7. Employ "intelligent" policy enforcement.

A comprehensive secure-communications policy should define graduated levels of privilege for users within the organization and assign related sensitivity levels to groups of digital assets. When developing rules for the policy engine, IT administrators should leverage this categorization and apply contextual logic to groups of content. For example, different types of sensitive corporate content should demand different levels of clearance to be approved for e-mail distribution, and apply a greater or lesser degree of security to the message depending on the identity of the recipient.

8. Protect sensitive business data from the vulnerability of plain-text e-mail.

Decentralized organizations often demand that users in remote locations exchange sensitive documents via e-mail with one another or with outside business partners. To preserve the confidentiality of this content, hard and fast rules should be established to secure any digital asset that is cleared for transmission above a certain sensitivity threshold (e.g., HR-related personnel data, M&A materials, business plans, etc.).

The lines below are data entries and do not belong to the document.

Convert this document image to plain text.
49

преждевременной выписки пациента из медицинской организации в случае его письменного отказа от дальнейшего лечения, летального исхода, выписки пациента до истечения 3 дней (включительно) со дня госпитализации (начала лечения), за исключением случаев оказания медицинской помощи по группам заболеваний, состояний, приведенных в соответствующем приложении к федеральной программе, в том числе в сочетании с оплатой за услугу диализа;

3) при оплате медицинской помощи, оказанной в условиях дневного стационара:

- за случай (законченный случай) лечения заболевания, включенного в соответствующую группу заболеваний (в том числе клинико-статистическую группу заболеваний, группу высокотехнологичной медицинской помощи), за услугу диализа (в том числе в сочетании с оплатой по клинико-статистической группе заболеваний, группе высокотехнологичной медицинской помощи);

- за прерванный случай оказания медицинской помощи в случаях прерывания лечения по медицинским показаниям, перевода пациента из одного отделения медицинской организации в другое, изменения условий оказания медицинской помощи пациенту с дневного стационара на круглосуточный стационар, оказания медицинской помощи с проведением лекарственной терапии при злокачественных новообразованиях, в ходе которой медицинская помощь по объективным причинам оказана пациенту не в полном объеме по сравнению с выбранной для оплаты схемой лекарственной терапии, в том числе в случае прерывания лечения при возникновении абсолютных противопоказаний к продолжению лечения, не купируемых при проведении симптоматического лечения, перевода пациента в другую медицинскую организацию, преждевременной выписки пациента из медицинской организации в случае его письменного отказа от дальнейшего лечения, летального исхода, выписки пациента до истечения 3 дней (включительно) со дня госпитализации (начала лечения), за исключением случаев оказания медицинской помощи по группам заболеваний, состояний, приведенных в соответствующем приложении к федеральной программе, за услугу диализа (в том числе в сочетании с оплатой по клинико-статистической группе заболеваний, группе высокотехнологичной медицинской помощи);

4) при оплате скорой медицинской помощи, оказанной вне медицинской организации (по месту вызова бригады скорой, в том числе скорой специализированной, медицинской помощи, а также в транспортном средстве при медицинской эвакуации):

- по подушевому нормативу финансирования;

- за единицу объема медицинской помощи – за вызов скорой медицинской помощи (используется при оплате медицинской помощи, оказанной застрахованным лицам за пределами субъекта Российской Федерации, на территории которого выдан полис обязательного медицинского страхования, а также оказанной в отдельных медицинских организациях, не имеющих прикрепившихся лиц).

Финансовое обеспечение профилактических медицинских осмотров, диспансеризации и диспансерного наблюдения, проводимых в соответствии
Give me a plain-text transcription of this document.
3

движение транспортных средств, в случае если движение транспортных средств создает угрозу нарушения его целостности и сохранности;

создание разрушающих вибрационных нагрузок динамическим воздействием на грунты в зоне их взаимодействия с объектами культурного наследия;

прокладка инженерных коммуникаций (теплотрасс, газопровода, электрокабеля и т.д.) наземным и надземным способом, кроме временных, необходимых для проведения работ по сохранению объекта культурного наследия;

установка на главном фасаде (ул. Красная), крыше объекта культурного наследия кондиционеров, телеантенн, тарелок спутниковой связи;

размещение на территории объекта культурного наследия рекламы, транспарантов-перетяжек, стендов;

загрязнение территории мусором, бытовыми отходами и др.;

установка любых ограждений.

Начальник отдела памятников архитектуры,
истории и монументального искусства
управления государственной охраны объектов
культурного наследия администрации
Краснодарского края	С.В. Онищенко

9. Establish a secure public network.

Policy can also be used to leverage an existing messaging infrastructure and establish a trusted communications channel between distributed sets of users and eliminate the need for a costly VPN deployment. Based on the identity of the sender and the recipient, policy rules can be created to secure all communications between particular individuals (for example, CEO and chief financial officer) or specified groups of users (remote finance departments, legal division and outside law firm, executive management and R&D, etc.).

10. Ensure the privacy of your customers' data.

The only corporate asset that rivals the worth of an organization's intellectual property is the trust of its customers. Given that, corporate communications policies should dictate that any customer data that employees transmit when messaging with one another, business partners or customers themselves should be protected in transit. Failure to secure this data can result in loss of customer goodwill, government-imposed fines and legal repercussions.